村山 : 仕組みはそれほど違わないんですが、一番違うのは、やはりオープンであるということですね。誰でも作れて、誰でも使える。自分で作ったものを貼ったり、もしくは誰かにメール添付で送ったり。赤外線でも送れますし、ブログで紹介して、みんなにダウンロードしてもらう事もできます。

--ウィジェットを販売する方法などは?

村山 : 弊社の公式CP様であれば、通常のアプリとか着うたなどと同様に、コンテンツ課金の方式で今すぐにでも販売できます。

--御社で扱っていらっしゃる「iPhone」では、個人がアプリを販売できるモデルができています。モバイルウィジェットも、これだけオープンな仕様ですと、個人の方がちょっと気の利いたものを作って、それを100円で売りたい、みたいなことも出てくると思うんですが。

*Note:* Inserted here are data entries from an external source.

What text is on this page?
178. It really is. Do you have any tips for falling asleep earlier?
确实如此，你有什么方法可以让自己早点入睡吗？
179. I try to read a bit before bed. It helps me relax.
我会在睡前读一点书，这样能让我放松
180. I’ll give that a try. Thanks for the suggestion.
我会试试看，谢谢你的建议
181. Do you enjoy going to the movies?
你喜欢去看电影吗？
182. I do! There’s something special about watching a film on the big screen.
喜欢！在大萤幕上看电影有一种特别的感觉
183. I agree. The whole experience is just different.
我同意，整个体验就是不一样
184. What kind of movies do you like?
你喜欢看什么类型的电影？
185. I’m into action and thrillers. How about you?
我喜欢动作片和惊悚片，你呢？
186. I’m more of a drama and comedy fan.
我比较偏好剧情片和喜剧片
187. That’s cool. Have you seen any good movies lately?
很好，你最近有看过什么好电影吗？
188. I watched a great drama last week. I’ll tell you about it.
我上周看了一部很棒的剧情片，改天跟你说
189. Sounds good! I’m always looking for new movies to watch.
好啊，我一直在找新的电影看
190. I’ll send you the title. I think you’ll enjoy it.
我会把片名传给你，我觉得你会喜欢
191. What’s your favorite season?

三木 : われわれも今後はそこを考えていきたいと思っています。サービス開始と同時に「ウィジェットストア」というサイトをオープンします。ストアには誰でも簡単にウィジェットを登録でき、またユーザも自分の好きなウィジェットが手軽に簡単に見つける事が出来ます。なので、まずストアにアクセスいただいて、たくさんのウィジェットを使っていただき、モバイルウィジェットの魅力を感じていただきたいなと思っています。

--現時点では、基本的に無料のウィジェットのみを提供するような形でしょうか?

村山 : 現時点では有料のウィジェットは公式CP様のサイトからの販売しかできませんので、有料のものはダウンロードリンクをご案内しています。お客様はウィジェットストアに来ていただければ、たくさんのウィジェットの中から好みのウィジェットを簡単に素早く発見することが出来ると思います。今回931SHには、このウィジェットストアのコンテンツを紹介するストアウィジェットもプリインストールしましたので、新着やおすすめ情報など、リアルタイムでキャッチできると思います。

モバイルウィジェットの今後の展開

--いまどのくらいの数のウィジェットを用意されているんでしょうか?

村山 : 11月末の「AQUOSケータイ FULLTOUCH 931SH」発売時には100タイトル程用意する予定です。

三木 : 931SHをお持ちでなくても、PCサイトの「ウィジェットストア」で提供タイトル全てをご覧いただけます。

--個人的なオススメウィジェットなどは?

村山 : 私はライトなウィジェットが好きで、「毎日のお弁当レシピ」とか。All AboutさんがWebサイト上で公開されているレシピを毎日配信するという簡単なものなんですが、まさに欲しい情報をポンッと待ち受け画面に置いておけますし。

三木 : 私は、弊社が提供する「マイメニュー」というウィジェットがあるのですが、これがなかなか便利でして。機能はすごくシンプルで、自分の好きなメニューを起動するオリジナルランチャーを作れるのですが、通常はアイコンとして貼っておける。ポイントはパッと見て誰でも使えて、使い勝手も良い所ですね。

--開発コンテスト「モバイルウィジェットコンテスト」も開催されていますね。

村山 : 是非ご応募いただければと。

三木 : 賞の本数も多いですし。

村山 : たくさんのご応募をいただいて、盛り上がるコンテストにしたいと思っています。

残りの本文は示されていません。